La comprensione della realtà è essenziale per capire l’epoca in cui si vive e, anche se può sembrare anacronistico, la filosofia di Marx è quanto di più attuale ci possa essere per comprendere il processo di trasformazione digitale in cui siamo, consapevolmente o inconsapevolmente, immersi. In primo luogo, Marx è stato il filosofo della consapevolezza: uno degli elementi chiave della digitalizzazione.
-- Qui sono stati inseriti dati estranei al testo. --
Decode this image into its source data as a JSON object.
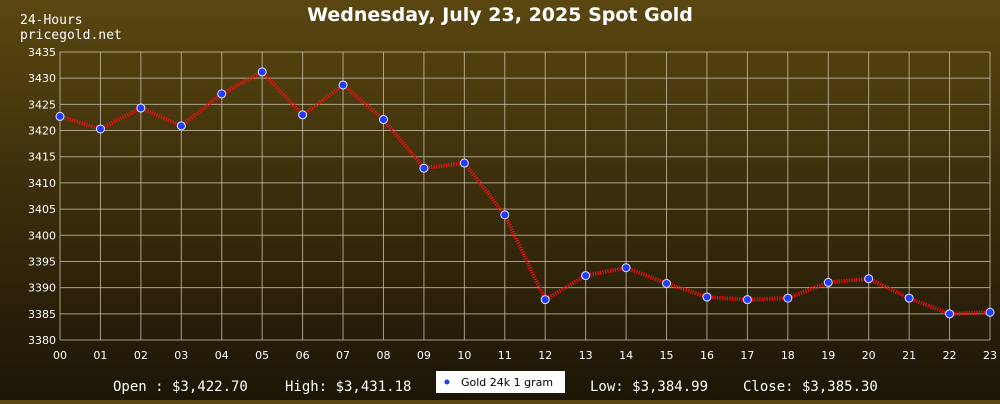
{
  "header": {
    "corner_line1": "24-Hours",
    "corner_line2": "pricegold.net",
    "title": "Wednesday, July 23, 2025 Spot Gold"
  },
  "footer": {
    "open": "Open : $3,422.70",
    "high": "High: $3,431.18",
    "low": "Low: $3,384.99",
    "close": "Close: $3,385.30"
  },
  "legend": {
    "label": "Gold 24k 1 gram",
    "marker_icon": "blue-dot-icon"
  },
  "colors": {
    "background_top": "#5a4710",
    "background_bottom": "#1c1506",
    "line": "#ee1111",
    "marker": "#1f3dff",
    "grid": "#cfc7b0",
    "text": "#ffffff"
  },
  "chart_data": {
    "type": "line",
    "title": "Wednesday, July 23, 2025 Spot Gold",
    "xlabel": "",
    "ylabel": "",
    "x": [
      "00",
      "01",
      "02",
      "03",
      "04",
      "05",
      "06",
      "07",
      "08",
      "09",
      "10",
      "11",
      "12",
      "13",
      "14",
      "15",
      "16",
      "17",
      "18",
      "19",
      "20",
      "21",
      "22",
      "23"
    ],
    "ylim": [
      3380,
      3435
    ],
    "yticks": [
      3380,
      3385,
      3390,
      3395,
      3400,
      3405,
      3410,
      3415,
      3420,
      3425,
      3430,
      3435
    ],
    "grid": true,
    "legend_position": "bottom-center",
    "series": [
      {
        "name": "Gold 24k 1 gram",
        "values": [
          3422.7,
          3420.3,
          3424.3,
          3420.9,
          3427.0,
          3431.2,
          3423.0,
          3428.7,
          3422.1,
          3412.8,
          3413.8,
          3403.9,
          3387.7,
          3392.3,
          3393.8,
          3390.8,
          3388.2,
          3387.7,
          3388.0,
          3391.0,
          3391.7,
          3388.0,
          3385.0,
          3385.3
        ]
      }
    ]
  }
}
A differenza dei colleghi che lo hanno preceduto, egli sosteneva che la consapevolezza filosofica, la conoscenza della realtà, non doveva essere finalizzata a sé stessa ma al cambiamento.
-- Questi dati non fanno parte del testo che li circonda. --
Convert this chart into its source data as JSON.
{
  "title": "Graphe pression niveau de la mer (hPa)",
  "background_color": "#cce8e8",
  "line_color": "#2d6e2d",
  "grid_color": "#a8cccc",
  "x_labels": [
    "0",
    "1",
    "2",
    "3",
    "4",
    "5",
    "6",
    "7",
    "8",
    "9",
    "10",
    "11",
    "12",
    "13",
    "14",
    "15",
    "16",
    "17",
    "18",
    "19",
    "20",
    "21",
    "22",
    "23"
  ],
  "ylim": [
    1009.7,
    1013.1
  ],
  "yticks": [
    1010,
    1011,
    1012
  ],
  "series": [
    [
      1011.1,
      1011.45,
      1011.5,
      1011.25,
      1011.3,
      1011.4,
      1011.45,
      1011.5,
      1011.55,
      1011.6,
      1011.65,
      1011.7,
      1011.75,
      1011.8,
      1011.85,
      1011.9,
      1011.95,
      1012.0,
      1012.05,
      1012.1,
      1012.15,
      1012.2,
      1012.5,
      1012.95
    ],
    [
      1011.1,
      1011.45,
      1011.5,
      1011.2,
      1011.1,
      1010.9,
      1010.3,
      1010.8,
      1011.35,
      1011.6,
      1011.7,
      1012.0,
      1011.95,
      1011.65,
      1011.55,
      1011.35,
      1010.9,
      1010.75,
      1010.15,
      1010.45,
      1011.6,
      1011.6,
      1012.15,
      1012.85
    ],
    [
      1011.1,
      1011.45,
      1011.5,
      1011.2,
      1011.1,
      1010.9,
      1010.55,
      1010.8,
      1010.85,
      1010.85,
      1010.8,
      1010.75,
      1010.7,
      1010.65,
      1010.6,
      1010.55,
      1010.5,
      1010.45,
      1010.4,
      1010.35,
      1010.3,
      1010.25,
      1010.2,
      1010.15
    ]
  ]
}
Teoria filosofica e pratica, quindi, cercando di superare la visione einsteiniana secondo la quale “la teoria è quando si sa tutto e non funziona niente, la pratica è quando funziona tutto e non si sa perché, noi facciamo teoria e pratica: non funziona niente e non si sa perché.”
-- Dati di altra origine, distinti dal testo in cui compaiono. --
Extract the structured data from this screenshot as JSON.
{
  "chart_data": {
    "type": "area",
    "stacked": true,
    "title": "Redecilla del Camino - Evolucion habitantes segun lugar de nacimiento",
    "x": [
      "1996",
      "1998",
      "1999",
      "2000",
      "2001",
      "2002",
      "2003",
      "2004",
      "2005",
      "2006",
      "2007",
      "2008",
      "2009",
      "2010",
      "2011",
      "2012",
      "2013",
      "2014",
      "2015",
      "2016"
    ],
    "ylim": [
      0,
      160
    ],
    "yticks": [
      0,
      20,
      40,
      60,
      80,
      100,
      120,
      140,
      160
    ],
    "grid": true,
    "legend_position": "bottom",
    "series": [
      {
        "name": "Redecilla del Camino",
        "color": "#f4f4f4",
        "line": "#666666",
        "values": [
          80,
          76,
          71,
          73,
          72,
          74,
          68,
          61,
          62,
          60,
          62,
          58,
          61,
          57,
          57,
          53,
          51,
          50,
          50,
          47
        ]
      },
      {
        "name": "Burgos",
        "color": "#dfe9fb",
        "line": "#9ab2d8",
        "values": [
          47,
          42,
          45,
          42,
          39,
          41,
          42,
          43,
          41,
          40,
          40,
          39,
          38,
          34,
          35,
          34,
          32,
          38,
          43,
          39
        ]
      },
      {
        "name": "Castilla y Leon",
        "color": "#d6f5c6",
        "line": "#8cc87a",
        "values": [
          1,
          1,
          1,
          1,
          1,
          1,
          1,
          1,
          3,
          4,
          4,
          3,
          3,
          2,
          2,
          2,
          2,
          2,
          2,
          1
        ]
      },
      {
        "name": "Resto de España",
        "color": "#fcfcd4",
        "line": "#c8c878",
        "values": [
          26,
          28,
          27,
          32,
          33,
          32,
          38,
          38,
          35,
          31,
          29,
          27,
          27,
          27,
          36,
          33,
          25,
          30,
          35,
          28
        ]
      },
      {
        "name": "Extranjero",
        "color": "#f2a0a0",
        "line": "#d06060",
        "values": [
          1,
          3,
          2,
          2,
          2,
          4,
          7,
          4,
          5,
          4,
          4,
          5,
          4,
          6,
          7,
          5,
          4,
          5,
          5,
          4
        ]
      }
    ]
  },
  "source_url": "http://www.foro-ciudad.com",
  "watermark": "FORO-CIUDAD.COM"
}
Chi si occupa di digitalizzazione sa benissimo che le parole “consapevolezza” e “cambiamento” sono alla base del processo di trasformazione digitale e hanno un peso maggiore rispetto, ad esempio, alle parole “tecnologia” e “cloud”. Non solo, ė la visione globale a influenzare il cambiamento e a fare in modo che si prenda la direzione giusta al posto di quella sbagliata. Nel corso della mia carriera lavorativa, ho visto centinaia di progetti fallire a causa della mancanza della visione globale di un fenomeno di qualsiasi tipo, che sia tecnologico, scientifico, sociale o economico. Nello specifico, quando si tratta il delicato tema della digitalizzazione, si sente parlare frequentemente, in base alle convenienze e alle mode del momento, solo di cloud, o solo di smart working, o solo di open data, e quasi mai del fenomeno “trasformazione digitale” nella sua interezza.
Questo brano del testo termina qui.